Date

Recently apt-listbugs was orphaned, and it was in a bad shape, including an RC bug that makes it virtually useless at the moment, not showing some bugs, and showing ones that were closed long ago.

I then started work on the package, fixing all of the easy bugs while I got used to coding in Ruby. I put my patches in to the BTS, mainly so that I could tag the bug +patch, and it would be displayed differently, so that I could see which bugs still need working on. I kept the package locally in svn, and by the end had a package that fixed around 25 open bugs in the BTS.. My plan was to seek a QA upload of the package, as I didn't want to become the maintainer.

Unfortuantely the package that I had didn't tackle the RC bug. This is because the index files that apt-listbugs uses to get the status of bugs appeared to be wrong or out of date. These files live on a non-Debian server, so the DDs who had looked at the bug could not instantly see what was going on. There were proposals to move the files to a Debian machine, but this had not happened. Without access to the generation of these index files it was impossible to debug where the problem was coming from.

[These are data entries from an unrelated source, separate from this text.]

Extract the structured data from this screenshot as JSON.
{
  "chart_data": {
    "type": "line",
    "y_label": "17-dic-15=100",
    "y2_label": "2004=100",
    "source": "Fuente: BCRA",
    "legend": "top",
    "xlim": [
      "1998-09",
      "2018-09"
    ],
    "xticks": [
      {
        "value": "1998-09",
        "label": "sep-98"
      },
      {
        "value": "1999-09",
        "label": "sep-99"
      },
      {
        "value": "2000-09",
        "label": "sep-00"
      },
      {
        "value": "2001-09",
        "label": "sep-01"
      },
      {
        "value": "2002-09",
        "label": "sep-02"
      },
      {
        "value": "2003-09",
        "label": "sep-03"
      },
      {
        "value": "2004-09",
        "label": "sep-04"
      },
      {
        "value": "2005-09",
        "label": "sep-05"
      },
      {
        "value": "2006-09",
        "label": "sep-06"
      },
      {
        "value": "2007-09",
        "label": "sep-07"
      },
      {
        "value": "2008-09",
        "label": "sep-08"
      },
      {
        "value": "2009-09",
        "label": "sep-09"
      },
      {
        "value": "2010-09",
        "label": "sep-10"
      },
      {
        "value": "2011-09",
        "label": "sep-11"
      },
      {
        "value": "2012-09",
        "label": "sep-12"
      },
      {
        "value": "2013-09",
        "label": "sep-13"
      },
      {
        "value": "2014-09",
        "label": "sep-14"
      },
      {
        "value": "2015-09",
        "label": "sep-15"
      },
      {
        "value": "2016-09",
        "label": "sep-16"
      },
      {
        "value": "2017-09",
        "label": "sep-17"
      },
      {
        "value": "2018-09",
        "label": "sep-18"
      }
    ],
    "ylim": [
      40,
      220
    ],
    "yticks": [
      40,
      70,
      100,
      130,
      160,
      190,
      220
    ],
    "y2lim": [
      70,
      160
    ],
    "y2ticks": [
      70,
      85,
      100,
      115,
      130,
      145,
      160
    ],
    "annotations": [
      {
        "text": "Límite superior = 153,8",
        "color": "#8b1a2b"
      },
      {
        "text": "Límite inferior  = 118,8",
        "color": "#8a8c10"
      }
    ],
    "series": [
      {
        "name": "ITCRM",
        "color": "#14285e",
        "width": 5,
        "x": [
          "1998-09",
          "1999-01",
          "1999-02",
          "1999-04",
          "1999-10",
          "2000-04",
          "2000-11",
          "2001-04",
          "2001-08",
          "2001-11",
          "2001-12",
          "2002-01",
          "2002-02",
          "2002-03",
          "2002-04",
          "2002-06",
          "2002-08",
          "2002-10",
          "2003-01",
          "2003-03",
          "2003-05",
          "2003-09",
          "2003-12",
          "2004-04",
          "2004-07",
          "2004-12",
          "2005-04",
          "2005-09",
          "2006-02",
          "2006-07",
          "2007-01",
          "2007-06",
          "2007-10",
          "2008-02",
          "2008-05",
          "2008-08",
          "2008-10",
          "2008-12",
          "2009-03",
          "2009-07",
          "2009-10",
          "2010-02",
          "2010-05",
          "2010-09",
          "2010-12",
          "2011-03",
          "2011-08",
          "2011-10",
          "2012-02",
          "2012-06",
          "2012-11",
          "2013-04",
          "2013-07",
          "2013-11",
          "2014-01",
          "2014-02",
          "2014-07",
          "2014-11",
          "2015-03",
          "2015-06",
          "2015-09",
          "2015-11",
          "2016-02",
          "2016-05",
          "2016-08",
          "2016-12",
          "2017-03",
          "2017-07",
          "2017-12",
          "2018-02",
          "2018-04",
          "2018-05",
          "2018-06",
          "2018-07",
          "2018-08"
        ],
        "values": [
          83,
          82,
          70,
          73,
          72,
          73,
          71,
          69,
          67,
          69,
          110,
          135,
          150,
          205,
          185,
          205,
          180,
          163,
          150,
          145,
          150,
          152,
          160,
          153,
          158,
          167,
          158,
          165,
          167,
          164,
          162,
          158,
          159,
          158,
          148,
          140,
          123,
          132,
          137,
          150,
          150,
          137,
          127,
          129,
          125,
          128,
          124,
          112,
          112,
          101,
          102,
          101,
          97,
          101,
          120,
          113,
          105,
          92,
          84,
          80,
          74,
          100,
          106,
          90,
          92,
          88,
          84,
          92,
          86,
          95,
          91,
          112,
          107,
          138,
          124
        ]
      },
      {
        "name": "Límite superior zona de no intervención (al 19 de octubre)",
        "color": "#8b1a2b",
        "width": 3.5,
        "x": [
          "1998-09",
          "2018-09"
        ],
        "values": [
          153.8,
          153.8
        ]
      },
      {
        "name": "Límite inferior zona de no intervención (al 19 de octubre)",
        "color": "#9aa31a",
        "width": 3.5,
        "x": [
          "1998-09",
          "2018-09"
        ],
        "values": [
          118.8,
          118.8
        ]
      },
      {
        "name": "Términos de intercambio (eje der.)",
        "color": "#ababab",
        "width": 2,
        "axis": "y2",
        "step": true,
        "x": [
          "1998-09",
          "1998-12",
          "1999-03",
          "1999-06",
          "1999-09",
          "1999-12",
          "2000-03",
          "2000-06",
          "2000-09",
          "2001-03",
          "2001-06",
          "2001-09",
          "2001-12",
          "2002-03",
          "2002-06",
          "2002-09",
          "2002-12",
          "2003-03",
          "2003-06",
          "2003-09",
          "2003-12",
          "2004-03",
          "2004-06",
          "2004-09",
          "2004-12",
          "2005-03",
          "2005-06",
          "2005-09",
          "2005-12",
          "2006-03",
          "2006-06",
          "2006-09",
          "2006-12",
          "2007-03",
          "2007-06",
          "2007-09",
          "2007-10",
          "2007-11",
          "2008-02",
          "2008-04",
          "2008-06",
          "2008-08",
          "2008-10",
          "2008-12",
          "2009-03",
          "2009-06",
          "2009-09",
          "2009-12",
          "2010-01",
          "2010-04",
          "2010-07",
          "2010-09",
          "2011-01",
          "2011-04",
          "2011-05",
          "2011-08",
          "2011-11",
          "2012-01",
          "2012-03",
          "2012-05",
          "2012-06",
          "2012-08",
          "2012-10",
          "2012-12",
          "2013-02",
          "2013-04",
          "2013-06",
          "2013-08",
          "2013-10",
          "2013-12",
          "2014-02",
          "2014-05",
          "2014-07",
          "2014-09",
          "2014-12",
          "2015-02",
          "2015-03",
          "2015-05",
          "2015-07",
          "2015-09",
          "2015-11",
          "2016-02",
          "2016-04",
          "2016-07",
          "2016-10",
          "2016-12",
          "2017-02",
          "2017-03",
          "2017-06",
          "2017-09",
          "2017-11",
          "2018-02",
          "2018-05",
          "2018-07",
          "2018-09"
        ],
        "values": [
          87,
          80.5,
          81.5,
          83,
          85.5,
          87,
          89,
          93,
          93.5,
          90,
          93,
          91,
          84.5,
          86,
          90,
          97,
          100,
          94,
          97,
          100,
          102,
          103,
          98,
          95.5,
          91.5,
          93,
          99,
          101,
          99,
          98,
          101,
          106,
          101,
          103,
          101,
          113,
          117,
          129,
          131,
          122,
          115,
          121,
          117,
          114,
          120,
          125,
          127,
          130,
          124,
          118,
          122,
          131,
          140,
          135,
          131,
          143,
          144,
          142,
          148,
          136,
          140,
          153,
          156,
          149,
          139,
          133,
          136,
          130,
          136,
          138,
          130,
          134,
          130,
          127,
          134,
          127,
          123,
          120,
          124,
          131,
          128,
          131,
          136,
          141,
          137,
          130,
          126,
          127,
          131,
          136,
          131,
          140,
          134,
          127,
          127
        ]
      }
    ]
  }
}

Then another person stepped up to adopt apt-listbugs. This was good as it seemed that he was in contact with a DD that could work out where the problem was, and was apparently rewriting the scripts to be more reliable. I was hopeful that the problem would be fixed soon.

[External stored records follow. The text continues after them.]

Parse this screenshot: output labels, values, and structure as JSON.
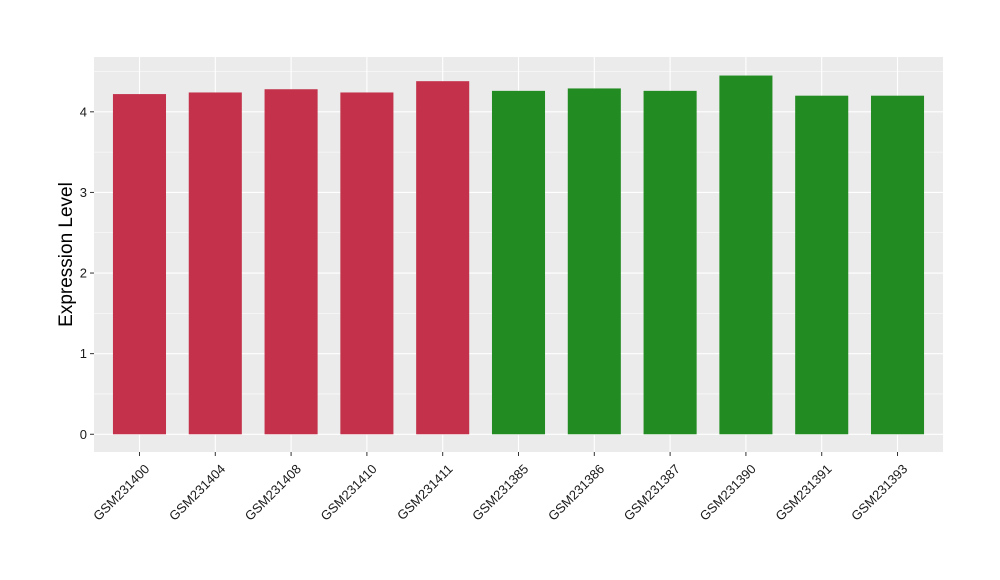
{
  "chart_data": {
    "type": "bar",
    "ylabel": "Expression Level",
    "xlabel": "",
    "categories": [
      "GSM231400",
      "GSM231404",
      "GSM231408",
      "GSM231410",
      "GSM231411",
      "GSM231385",
      "GSM231386",
      "GSM231387",
      "GSM231390",
      "GSM231391",
      "GSM231393"
    ],
    "values": [
      4.22,
      4.24,
      4.28,
      4.24,
      4.38,
      4.26,
      4.29,
      4.26,
      4.45,
      4.2,
      4.2
    ],
    "bar_colors": [
      "#C3314A",
      "#C3314A",
      "#C3314A",
      "#C3314A",
      "#C3314A",
      "#228B22",
      "#228B22",
      "#228B22",
      "#228B22",
      "#228B22",
      "#228B22"
    ],
    "ylim": [
      -0.22,
      4.68
    ],
    "yticks": [
      0,
      1,
      2,
      3,
      4
    ],
    "ytick_labels": [
      "0",
      "1",
      "2",
      "3",
      "4"
    ],
    "grid": true,
    "panel_background": "#EBEBEB",
    "grid_color": "#FFFFFF"
  }
}
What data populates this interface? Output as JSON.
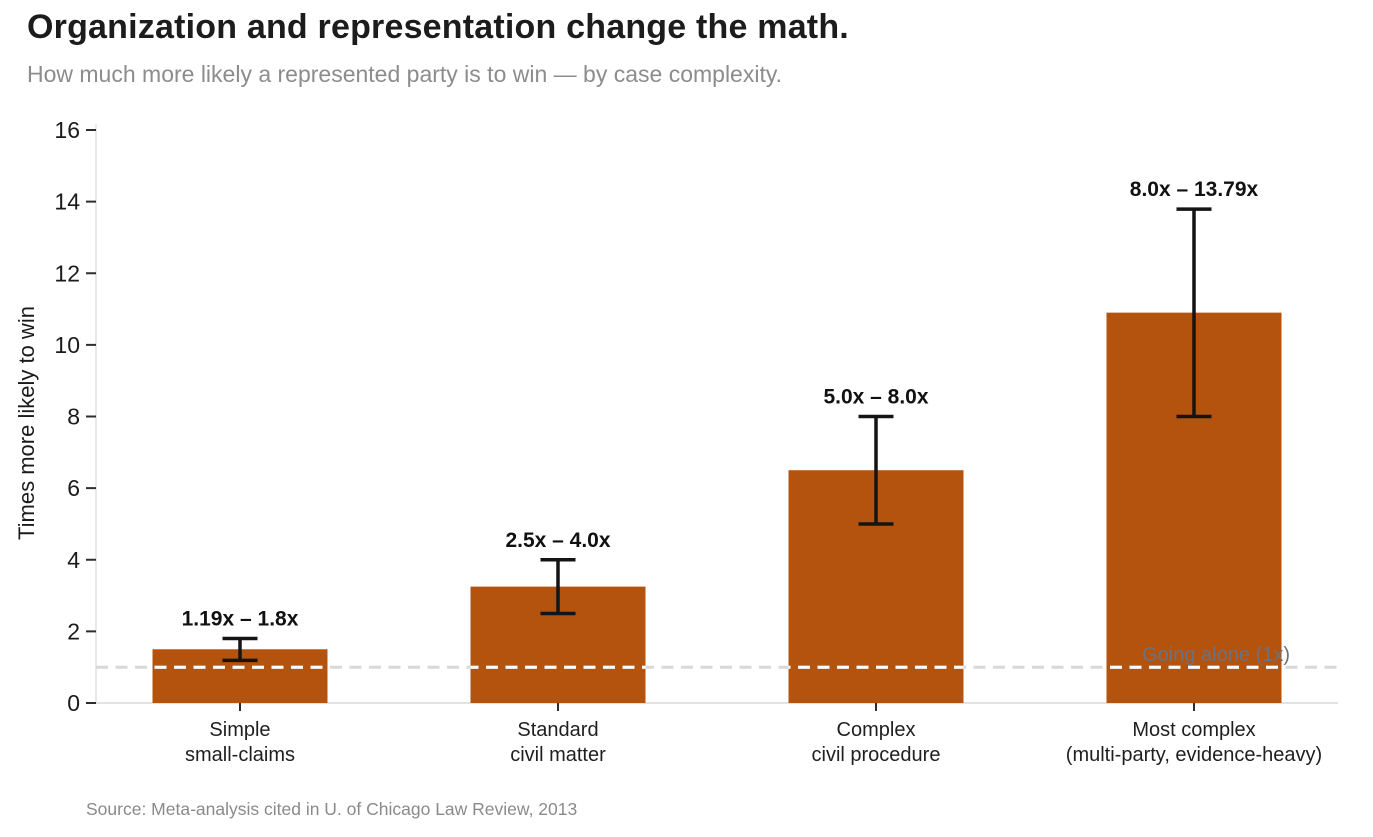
{
  "chart_data": {
    "type": "bar",
    "title": "Organization and representation change the math.",
    "subtitle": "How much more likely a represented party is to win — by case complexity.",
    "ylabel": "Times more likely to win",
    "xlabel": "",
    "source": "Source: Meta-analysis cited in U. of Chicago Law Review, 2013",
    "categories": [
      [
        "Simple",
        "small-claims"
      ],
      [
        "Standard",
        "civil matter"
      ],
      [
        "Complex",
        "civil procedure"
      ],
      [
        "Most complex",
        "(multi-party, evidence-heavy)"
      ]
    ],
    "values": [
      1.5,
      3.25,
      6.5,
      10.9
    ],
    "error_low": [
      1.19,
      2.5,
      5.0,
      8.0
    ],
    "error_high": [
      1.8,
      4.0,
      8.0,
      13.79
    ],
    "range_labels": [
      "1.19x – 1.8x",
      "2.5x – 4.0x",
      "5.0x – 8.0x",
      "8.0x – 13.79x"
    ],
    "yticks": [
      0,
      2,
      4,
      6,
      8,
      10,
      12,
      14,
      16
    ],
    "ylim": [
      0,
      16
    ],
    "grid": "off",
    "legend": "none",
    "baseline": {
      "value": 1,
      "label": "Going alone (1x)"
    },
    "colors": {
      "bar": "#b4530d",
      "error": "#141414",
      "baseline_line": "#d8d8d8",
      "baseline_overlay": "#fdfdfd",
      "baseline_label": "#6b7280",
      "axis": "#e2e2e2",
      "tick_mark": "#2e2e2e",
      "tick_text": "#1b1b1b",
      "category_text": "#1f1f1f",
      "range_text": "#111111"
    }
  }
}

However one problem was that the prospective maintainer said that he did not want to use my packages as a base for his work, he would pull my patches out of the BTS. In a way this is fine, and it is his choice, but at the same time it is annoying as some of my work might go to waste. Not only did I make the patches that ended up in the BTS, I did several more things that didn't have an associated bug report.

The other problem appears to be that there has been no further activity in the BTS for apt-listbugs since the O became ITA. I'm not sure how the prospective maintainer works, but I would have thought he would triage the new bugs, and send some thoughts or questions to old bugs as he is working on them. There has also been no activity on the RC bug, giving the process for interested parties, or those that are looking to squash RC bugs in preparation for etch. I understand that the DD doing this part is probably very busy though.

There is no way in which apt-listbugs can enter a stable release in its current state, as it is worse that useless, continually giving false positives. Hopefully all of this can be sorted out soon.